HAY(NA)KU 15:
A Commemorative 15th Year Anniversary Anthology
Edited by Eileen R. Tabios
ISBN: 978-0-9826493-1
Release Date: September 2018
Pages: 232
SPECIAL OFFER!
The book’s release price is $14.40, a 20% discount from its retail price of $18.00. You can take advantage of this offer by ordering through Lulu. For more information: editor@palomapress.net
BOOK DESCRIPTION:
The hay(na)ku is a 21st century diasporic poetry form invented in 2003 by Ms. Tabios. Since its debut, the hay(na)ku has been taken up by poets around the world, generating five anthologies and numerous single-author collections as well as appearances in a wide variety of literary journals. In 2018, the hay(na)ku’s 15-year-anniversary will be celebrated with exhibitions and reading at the San Francisco Public Library and Saint Helena Public Library as well as with a new anthology, HAY(NA)KU 15, which presents 128 poets and translators from 13 countries as well as eight languages.
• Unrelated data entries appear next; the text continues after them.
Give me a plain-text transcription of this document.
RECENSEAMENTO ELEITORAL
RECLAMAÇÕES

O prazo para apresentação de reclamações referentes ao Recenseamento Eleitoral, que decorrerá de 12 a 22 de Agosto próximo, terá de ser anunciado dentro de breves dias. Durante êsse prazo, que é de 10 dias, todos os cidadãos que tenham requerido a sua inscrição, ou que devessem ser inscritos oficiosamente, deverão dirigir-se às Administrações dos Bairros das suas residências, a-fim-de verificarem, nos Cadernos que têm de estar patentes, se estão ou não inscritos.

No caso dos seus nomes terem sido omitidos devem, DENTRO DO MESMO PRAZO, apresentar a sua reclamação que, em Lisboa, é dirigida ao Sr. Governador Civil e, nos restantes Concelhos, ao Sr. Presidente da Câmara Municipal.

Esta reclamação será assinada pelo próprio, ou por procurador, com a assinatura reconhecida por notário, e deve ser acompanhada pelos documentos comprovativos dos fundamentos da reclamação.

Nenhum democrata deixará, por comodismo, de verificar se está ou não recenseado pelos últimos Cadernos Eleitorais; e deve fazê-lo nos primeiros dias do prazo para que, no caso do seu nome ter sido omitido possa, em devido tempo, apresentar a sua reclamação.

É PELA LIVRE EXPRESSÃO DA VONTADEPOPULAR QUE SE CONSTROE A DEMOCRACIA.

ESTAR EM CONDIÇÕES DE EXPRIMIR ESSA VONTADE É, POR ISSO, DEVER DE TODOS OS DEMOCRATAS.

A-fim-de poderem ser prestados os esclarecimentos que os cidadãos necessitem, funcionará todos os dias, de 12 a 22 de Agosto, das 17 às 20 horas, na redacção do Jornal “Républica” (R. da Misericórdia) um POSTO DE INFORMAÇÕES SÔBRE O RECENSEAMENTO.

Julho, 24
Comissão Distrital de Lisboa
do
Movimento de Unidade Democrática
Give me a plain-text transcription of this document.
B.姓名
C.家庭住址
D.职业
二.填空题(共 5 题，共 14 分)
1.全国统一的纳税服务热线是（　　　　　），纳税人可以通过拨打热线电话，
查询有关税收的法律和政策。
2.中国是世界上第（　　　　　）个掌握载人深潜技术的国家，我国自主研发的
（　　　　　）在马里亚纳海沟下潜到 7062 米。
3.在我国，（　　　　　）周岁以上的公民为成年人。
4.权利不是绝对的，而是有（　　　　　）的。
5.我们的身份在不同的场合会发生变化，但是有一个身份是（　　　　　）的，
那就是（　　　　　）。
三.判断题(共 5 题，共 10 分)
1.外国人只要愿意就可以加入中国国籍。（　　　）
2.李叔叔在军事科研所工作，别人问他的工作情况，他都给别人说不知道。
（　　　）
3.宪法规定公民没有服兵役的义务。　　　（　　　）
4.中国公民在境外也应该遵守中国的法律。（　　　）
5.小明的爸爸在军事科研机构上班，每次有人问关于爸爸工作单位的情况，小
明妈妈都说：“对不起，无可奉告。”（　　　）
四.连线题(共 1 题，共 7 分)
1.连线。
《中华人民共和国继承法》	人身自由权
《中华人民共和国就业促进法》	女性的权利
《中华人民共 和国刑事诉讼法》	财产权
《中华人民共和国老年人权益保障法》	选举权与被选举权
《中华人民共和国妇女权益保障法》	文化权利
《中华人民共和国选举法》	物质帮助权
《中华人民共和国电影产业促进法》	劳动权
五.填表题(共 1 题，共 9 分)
ABOUT THE EDITOR & HAY(NA)KU INVENTOR:
Eileen R. Tabios loves books and has released over 50 collections of poetry, fiction, essays, and experimental biographies from publishers in nine countries and cyberspace. Her 2018 poetry collections include HIRAETH: Tercets From the Last Archipelago; MURDER DEATH RESURRECTION: A Poetry Generator; TANKA: Volume 1; and the bilingual edition (English/Spanish) of One, Two, Three: Selected Hay(na)ku Poems. Translated into nine languages, she also has edited, co-edited or conceptualized 15 anthologies of poetry, fiction and essays as well as served as editor or guest editor for various literary journals. Her writing and editing works have received recognition through awards, grants and residencies. More information is available at http:// eileenrtabios.com
Selected Responses to the Hay(na)ku:
Watching the birth & evolution of a new form is fascinating. And, unlike flarf, which is a process, hay(na)ku is a form. But what kind of form is it? Poem or stanza? Again, I think the answer lies in looking at the quatrain, which is more stanza than finished work. That, ultimately, is what I think this first generation of hay(na)ku writers have created–not a poem, but a stanza, simple, supple, elegant, capable of considerable variations. That’s quite an accomplishment.
—Ron Silliman
…a way of revealing…a “thinking” form–emotional as well as intellectual thinking. By allowing a lot of space on the page it keeps things tight and loose. Hay(na)ku creates or pushes certain syntactical structures, potentially disruptive through its arbitrariness. Forms aren’t games, or just games–they are ways of paying attention.
—Jill Jones
…an elegantly minimalist form (a bit like the tip of an Oulipian “snowball”)
—Michael Leong
The diasporic nature of the hay(na)ku attracted me from the very beginning because it allowed me to express myself in English without being a native speaker…I feel the hay(na)ku is a form that grants a common space for poetic practice in different languages; a way of writing in English without completely obliterating one’s “mother tongue.” Instead of the conquest and influx that has defined English in relation to other “less powerful” languages, the hay(na)ku is open and flexible, an invitation to share different ways of thought and writing.
—Ernesto Priego
Review by Veronica Montes:
“I found that the best way for me to engage with this collection was to simply—pun intended!—flip…
“I’ll end with a poem that I found unexpectedly moving. Written by Gabby Pascual Bautista, who was age 5 at the time of composition, it’s a set of simple, plaintive questions:
What
About the Hug
I wanted
What about the
Words I
Asked?
“Upon re-reading, Gabby’s poem expands to include us all because don’t each of us—no matter our age—spend much of our lives asking a version of these very same questions?”